According to a recent report by the Human Rights Campaign, in the 2022 Midterm election, LGBTQ+ identified people accounted for one-in ten (11.3%) people in the voting eligible population in the United States. By 2030 approximately one-in-seven voters will identify as LGBTQ+.
For the first time in the nation's history, Americans from all 50 states and the District of Columbia had the opportunity to elect an LGBTQ+ person to public office during the 2022 elections. Some noteworthy statistics:
- According to early exit polling, LGBTQ+ voters turned out in larger numbers than in previous midterm elections and supported pro-equality candidates in high numbers.
- Voters in Massachusetts elected their first openly lesbian governor - Maura Healey.
- In Vermont, Becca Balint is the first woman and the first lesbian from the state to head to Congress.
- Jared Polis claimed victory in Colorado, becoming the first openly gay man to be elected then re-elected to a governorship in the US.
- Maryland elected Wes More as their first Black governor. He is also a strong LGBTQ+ ally.
- Numerous transgender and non-binary people were elected to public office, including Sarah McBride as a state senator in Delaware, and James Rosener, who became the first trans man elected to any state legislature. He now represents New Hampshire’s 22nd state House District, Ward 8.
- In a special election earlier this year, Keturah Herron became the first out LGBTQ+ person ever elected to the Kentucky State House. In the midterms, Herron ran for reelection unopposed.
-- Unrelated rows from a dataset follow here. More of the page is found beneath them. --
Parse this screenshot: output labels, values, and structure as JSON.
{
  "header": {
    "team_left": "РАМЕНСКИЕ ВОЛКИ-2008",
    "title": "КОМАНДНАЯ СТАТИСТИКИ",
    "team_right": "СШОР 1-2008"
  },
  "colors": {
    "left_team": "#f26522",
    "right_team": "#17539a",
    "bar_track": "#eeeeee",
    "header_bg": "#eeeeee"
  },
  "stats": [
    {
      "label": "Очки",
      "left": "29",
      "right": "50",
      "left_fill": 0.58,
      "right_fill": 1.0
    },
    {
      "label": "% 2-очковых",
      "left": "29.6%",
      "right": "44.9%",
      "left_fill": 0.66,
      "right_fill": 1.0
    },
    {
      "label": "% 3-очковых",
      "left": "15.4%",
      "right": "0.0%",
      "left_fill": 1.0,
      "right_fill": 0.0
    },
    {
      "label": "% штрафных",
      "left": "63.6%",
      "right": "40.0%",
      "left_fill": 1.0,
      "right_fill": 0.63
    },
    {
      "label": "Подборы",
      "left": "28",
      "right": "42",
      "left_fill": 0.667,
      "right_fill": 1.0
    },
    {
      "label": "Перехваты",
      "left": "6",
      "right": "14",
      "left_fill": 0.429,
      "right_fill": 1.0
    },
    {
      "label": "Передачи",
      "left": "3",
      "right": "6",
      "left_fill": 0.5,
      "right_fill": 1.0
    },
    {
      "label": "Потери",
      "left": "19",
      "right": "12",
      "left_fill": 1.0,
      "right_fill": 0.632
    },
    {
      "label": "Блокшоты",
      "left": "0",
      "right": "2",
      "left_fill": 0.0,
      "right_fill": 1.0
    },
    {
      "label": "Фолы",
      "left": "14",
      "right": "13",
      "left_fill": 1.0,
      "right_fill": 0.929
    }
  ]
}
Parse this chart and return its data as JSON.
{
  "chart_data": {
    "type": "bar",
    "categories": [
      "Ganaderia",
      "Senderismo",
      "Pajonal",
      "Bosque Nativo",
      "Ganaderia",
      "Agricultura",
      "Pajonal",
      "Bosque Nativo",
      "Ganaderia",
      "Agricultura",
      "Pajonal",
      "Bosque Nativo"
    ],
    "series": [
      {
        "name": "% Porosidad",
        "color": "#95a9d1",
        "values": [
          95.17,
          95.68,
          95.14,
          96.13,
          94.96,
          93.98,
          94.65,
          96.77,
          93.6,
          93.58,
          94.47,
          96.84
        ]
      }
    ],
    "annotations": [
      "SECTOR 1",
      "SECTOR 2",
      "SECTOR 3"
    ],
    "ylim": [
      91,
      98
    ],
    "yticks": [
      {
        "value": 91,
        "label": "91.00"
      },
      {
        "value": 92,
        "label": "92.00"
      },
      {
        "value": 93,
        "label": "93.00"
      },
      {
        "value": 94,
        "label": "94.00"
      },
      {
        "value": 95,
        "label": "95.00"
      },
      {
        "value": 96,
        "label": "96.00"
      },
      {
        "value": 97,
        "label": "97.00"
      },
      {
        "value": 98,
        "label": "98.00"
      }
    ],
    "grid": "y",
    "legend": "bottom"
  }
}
- Christian Manuel-Hayes and Venton Jones have become the first out Black LGBTQ+ men ever elected to the Texas state legislature.
- Jason Hoskins has the distinction of being the first out LGBTQ+ person of color elected to Michigan’s state legislature.
We know that state legislatures will continue to try to pass anti-LGBTQ+ legislation. But your votes for representatives who support equality for ALL Americans is a strong reminder that LGBTQ+ people exist everywhere, and we will continue to work toward nondiscrimination protections in every aspect of our lives.